8. What's missing in code
Section titled “8. What's missing in code”Crisp work list, mapping the design back to the codebase:
| # | Piece | New / Edit | Where | Notes |
|---|---|---|---|---|
| 1 | Promote runtime captures to discovered rows | New | policy/catalog/tools_promoter.py | Background task; reads registry/tools._tools and upserts into the catalog table |
| 2 | Catalog write endpoints | New | api/routes/catalog/tools_admin.py | POST /api/catalog/tools, PATCH /api/catalog/tools/{id} for status transitions |
| 3 | Status field on CatalogTool | Edit | models/catalog_tool.py | Add status: Literal["pending", "approved", "denied"] = "pending" |
| 4 | verify_tool_governance reads catalog | Edit | pipeline/steps/verify_tool_governance.py | Two-layer check; catalog membership first, per-call governance second |
| 5 | Discovery review UI | New | frontend page /app/catalog/discovered | List pending rows, schema diff, approve / deny / refine actions |
| 6 | Audit events | Edit | audit event types | tool_discovered, tool_approved, tool_denied, tool_refined |
| 7 | Auto-approve lanes (§5) | New | policy/catalog/tools_auto_approve.py | Opt-in heuristics; off by default |
| 8 | Catalog cache invalidation | Edit | policy/catalog/tools_repo.py | Bump version on every write so consumers know to refetch |
None of this is huge in isolation. The shape is mostly assembling pieces that already exist (capture, integrity, GET catalog, audit trail) with one new admin endpoint and one new pipeline step branch.
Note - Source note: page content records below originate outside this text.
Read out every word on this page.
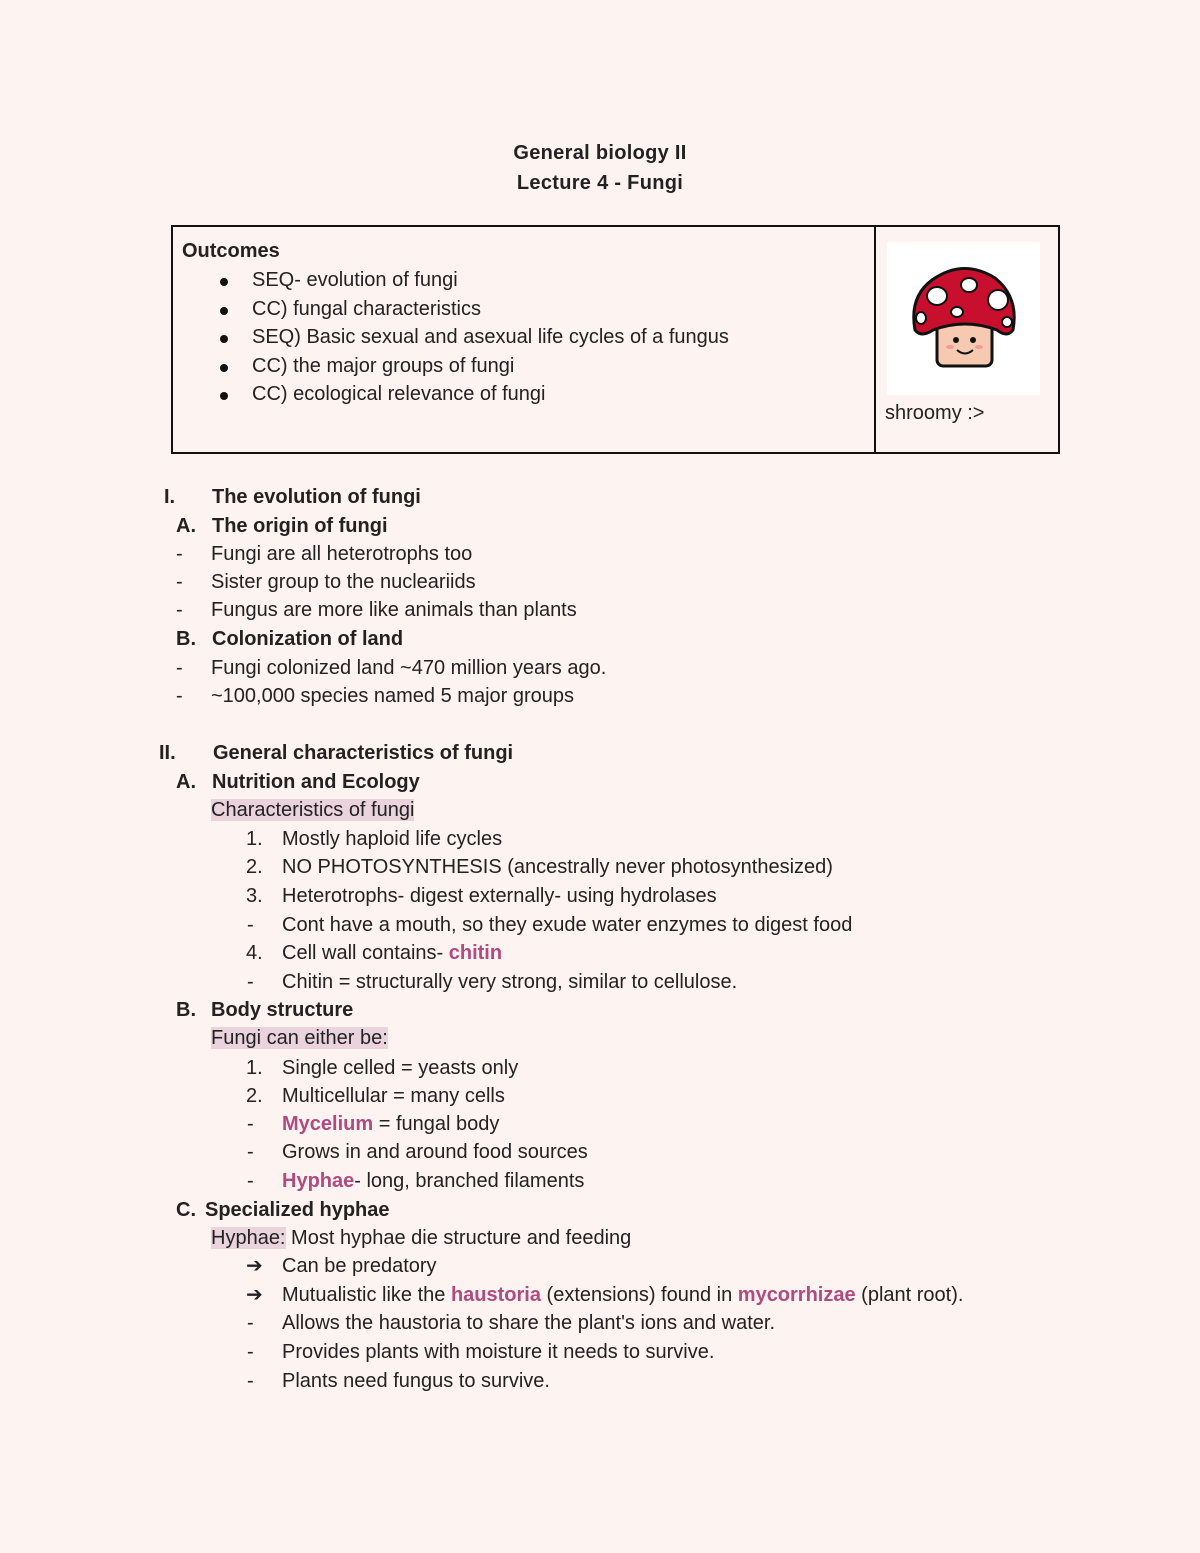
General biology II
Lecture 4 - Fungi
Outcomes
SEQ- evolution of fungi
CC) fungal characteristics
SEQ) Basic sexual and asexual life cycles of a fungus
CC) the major groups of fungi
CC) ecological relevance of fungi
shroomy :>
I. The evolution of fungi
A. The origin of fungi
- Fungi are all heterotrophs too
- Sister group to the nucleariids
- Fungus are more like animals than plants
B. Colonization of land
- Fungi colonized land ~470 million years ago.
- ~100,000 species named 5 major groups
II. General characteristics of fungi
A. Nutrition and Ecology
Characteristics of fungi
1. Mostly haploid life cycles
2. NO PHOTOSYNTHESIS (ancestrally never photosynthesized)
3. Heterotrophs- digest externally- using hydrolases
- Cont have a mouth, so they exude water enzymes to digest food
4. Cell wall contains- chitin
- Chitin = structurally very strong, similar to cellulose.
B. Body structure
Fungi can either be:
1. Single celled = yeasts only
2. Multicellular = many cells
- Mycelium = fungal body
- Grows in and around food sources
- Hyphae- long, branched filaments
C. Specialized hyphae
Hyphae: Most hyphae die structure and feeding
➔ Can be predatory
➔ Mutualistic like the haustoria (extensions) found in mycorrhizae (plant root).
- Allows the haustoria to share the plant's ions and water.
- Provides plants with moisture it needs to survive.
- Plants need fungus to survive.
9. What this unlocks for the demo
Section titled “9. What this unlocks for the demo”Beyond the obvious ("the staging demo would actually work end-to-end"), three sales motions land cleanly on this:
- "TapPass discovers your shadow IT." First demo opens with a list of tools the agents have tried to call but haven't been approved yet — visible shadow tool use, the buyer's headline fear.
- "You don't write a tool catalog upfront." Big objection to most governance products: "I don't have an inventory." TapPass fills the inventory by watching.
- "Default-deny is non-negotiable but not painful." The block reason is actionable (review queue) instead of just a 403, which is what every CISO asks for once they've lived with rule-based deny lists.
10. Next step
Section titled “10. Next step”If this concept holds, the spec is the natural next deliverable: full feature doc with API contracts, DB migration, OPA changes, UI wireframes, rollout plan. Per the "concept first" convention, that's a separate document and only written when you ask.